= Wombourne V.C. =

Volleyball club in West Midlands, England

Wombourne Volleyball Club is a volleyball club based in Dudley (and previously Wombourne) competing in the West Midlands Volleyball Association leagues, as well as Volleyball England's National Cup competition. It runs 5 teams (3 men's and 2 ladies) in the WMVA leagues, and 2 teams (1 men's and 1 ladies) in the National Cup Competition.

==History==

Wombourne Volleyball Club was founded in 1993 by Bill Craig and competed in the Birmingham and District Volleyball League. Early successes included winning the B&D Cup in the 1995/96 and 1996/97 seasons.

Upon creation of the West Midlands Volleyball Association, it entered one men's team which competed in Division one. The club was successful in winning the league in the 2002/03 season and winning the cup competition in 2004/05 season. Plate competition success followed in 2005/06 and 2006/07 seasons, and again in the 2009/10 season.

For the start of the 2013/14 season the club merged with Coseley Volleyball Club, both teams deciding to keep the Wombourne Volleyball Club name but moving to the newly built venue of Dudley College's Evolve building. The merger allowed both clubs to pool resources under one name and grow the club to compete with 3 teams including Wombourne's first ladies team (Coseley had previously run ladies and men's teams).
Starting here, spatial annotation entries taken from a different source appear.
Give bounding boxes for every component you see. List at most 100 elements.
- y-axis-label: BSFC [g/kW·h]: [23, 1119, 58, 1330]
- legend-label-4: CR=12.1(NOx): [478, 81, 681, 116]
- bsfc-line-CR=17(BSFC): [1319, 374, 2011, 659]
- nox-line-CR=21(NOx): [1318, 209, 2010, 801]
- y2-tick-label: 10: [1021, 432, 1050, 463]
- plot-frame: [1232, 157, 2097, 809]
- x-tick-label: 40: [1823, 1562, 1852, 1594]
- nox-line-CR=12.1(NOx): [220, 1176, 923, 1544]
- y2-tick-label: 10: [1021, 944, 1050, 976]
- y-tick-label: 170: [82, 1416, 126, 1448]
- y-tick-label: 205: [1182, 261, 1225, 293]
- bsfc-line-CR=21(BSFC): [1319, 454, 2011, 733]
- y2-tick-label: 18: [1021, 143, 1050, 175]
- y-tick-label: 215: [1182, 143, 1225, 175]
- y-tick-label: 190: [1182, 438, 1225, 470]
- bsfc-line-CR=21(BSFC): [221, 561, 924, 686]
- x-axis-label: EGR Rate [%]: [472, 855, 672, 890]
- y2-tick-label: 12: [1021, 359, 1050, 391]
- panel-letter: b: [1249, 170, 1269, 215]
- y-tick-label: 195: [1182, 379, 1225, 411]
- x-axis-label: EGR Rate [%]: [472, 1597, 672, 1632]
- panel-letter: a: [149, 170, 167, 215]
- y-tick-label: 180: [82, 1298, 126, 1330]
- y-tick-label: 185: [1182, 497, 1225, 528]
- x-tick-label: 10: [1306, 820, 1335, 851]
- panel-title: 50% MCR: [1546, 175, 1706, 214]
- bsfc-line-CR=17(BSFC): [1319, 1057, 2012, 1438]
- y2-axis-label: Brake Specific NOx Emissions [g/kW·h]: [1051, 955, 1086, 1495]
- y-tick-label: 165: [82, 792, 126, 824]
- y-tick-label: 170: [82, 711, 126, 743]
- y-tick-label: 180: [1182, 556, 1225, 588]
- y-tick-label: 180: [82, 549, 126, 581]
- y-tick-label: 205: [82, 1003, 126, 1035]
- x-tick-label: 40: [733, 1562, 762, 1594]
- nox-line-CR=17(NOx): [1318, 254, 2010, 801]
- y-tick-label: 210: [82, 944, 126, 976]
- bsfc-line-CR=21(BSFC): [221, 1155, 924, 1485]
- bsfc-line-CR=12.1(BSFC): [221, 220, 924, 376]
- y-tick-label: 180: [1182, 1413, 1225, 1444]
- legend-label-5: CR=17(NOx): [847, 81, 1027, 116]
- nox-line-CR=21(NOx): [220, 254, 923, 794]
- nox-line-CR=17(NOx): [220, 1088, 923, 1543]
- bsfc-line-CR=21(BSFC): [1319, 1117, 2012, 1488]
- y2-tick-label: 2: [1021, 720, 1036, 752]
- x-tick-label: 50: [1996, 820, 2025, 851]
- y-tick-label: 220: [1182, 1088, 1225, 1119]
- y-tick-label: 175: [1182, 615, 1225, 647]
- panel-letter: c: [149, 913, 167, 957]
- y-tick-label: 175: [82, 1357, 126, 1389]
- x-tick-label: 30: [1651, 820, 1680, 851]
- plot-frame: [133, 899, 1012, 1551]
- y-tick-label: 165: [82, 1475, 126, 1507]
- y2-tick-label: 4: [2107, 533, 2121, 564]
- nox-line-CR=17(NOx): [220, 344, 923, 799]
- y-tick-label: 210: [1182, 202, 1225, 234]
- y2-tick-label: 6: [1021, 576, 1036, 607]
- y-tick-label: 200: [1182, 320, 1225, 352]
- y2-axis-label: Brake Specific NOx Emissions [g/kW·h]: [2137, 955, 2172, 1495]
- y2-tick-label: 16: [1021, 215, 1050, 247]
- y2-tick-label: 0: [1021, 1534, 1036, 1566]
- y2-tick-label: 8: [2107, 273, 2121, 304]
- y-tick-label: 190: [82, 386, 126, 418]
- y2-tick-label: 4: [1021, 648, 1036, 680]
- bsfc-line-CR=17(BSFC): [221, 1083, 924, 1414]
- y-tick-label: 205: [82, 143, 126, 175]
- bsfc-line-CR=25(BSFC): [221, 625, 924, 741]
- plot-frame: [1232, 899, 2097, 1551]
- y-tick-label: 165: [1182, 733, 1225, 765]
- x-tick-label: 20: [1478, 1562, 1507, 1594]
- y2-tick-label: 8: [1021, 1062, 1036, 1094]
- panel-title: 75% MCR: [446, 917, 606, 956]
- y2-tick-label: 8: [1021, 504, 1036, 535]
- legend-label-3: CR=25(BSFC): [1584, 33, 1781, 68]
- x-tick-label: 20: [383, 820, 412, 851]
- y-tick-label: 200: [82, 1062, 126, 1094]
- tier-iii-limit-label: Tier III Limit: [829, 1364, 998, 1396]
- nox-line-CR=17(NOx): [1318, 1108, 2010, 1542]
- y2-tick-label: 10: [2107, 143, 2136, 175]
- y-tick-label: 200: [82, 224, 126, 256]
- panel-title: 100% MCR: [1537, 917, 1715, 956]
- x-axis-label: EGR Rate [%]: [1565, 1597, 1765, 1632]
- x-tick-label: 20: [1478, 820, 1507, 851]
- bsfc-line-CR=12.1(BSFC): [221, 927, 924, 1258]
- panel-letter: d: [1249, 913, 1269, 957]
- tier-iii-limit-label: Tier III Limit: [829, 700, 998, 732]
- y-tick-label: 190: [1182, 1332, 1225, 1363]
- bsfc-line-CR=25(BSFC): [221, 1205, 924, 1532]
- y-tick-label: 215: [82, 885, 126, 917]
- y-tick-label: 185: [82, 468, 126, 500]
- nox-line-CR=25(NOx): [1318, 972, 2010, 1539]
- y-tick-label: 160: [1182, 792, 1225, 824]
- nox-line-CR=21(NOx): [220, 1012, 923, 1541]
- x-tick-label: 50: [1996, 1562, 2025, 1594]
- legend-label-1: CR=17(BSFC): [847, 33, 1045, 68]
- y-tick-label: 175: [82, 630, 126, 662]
The season was a success with the men's first team winning promotion back to division one of the WMVA.

The club continued to grow and was able to field 5 teams in the 2014/15 season, adding a third men's team and second ladies team. The club was able to run several coaching and refereeing courses over the route of the season, up skilling not only Wombourne volunteers but also volunteers from across the WMVA. Wombourne also joined with fellow WMVA club Tamworth Spartans to enter a team in the National Cup competition for the first time, calling themselves the "South Staffordshire Sabres". The season was again a successful one, with the ladies first team winning promotion to division one and the men's second team winning promotion to division two (meaning that Wombourne now had a team in every division of the WMVA).

==Club of the Year==

On top of the local success of the 2014/15 season, success also came on a national level as the club were voted Volleyball England's Sportset Club of the Year. The prestigious award recognizing a well run club, the work done in the local community promoting volleyball, as well as the successes on court.

==Present==

For the 2015/16 season, Wombourne will enter the National Cup competition under its own name with both a men's and ladies team competing. This is in addition to the 5 teams it will enter in the WMVA.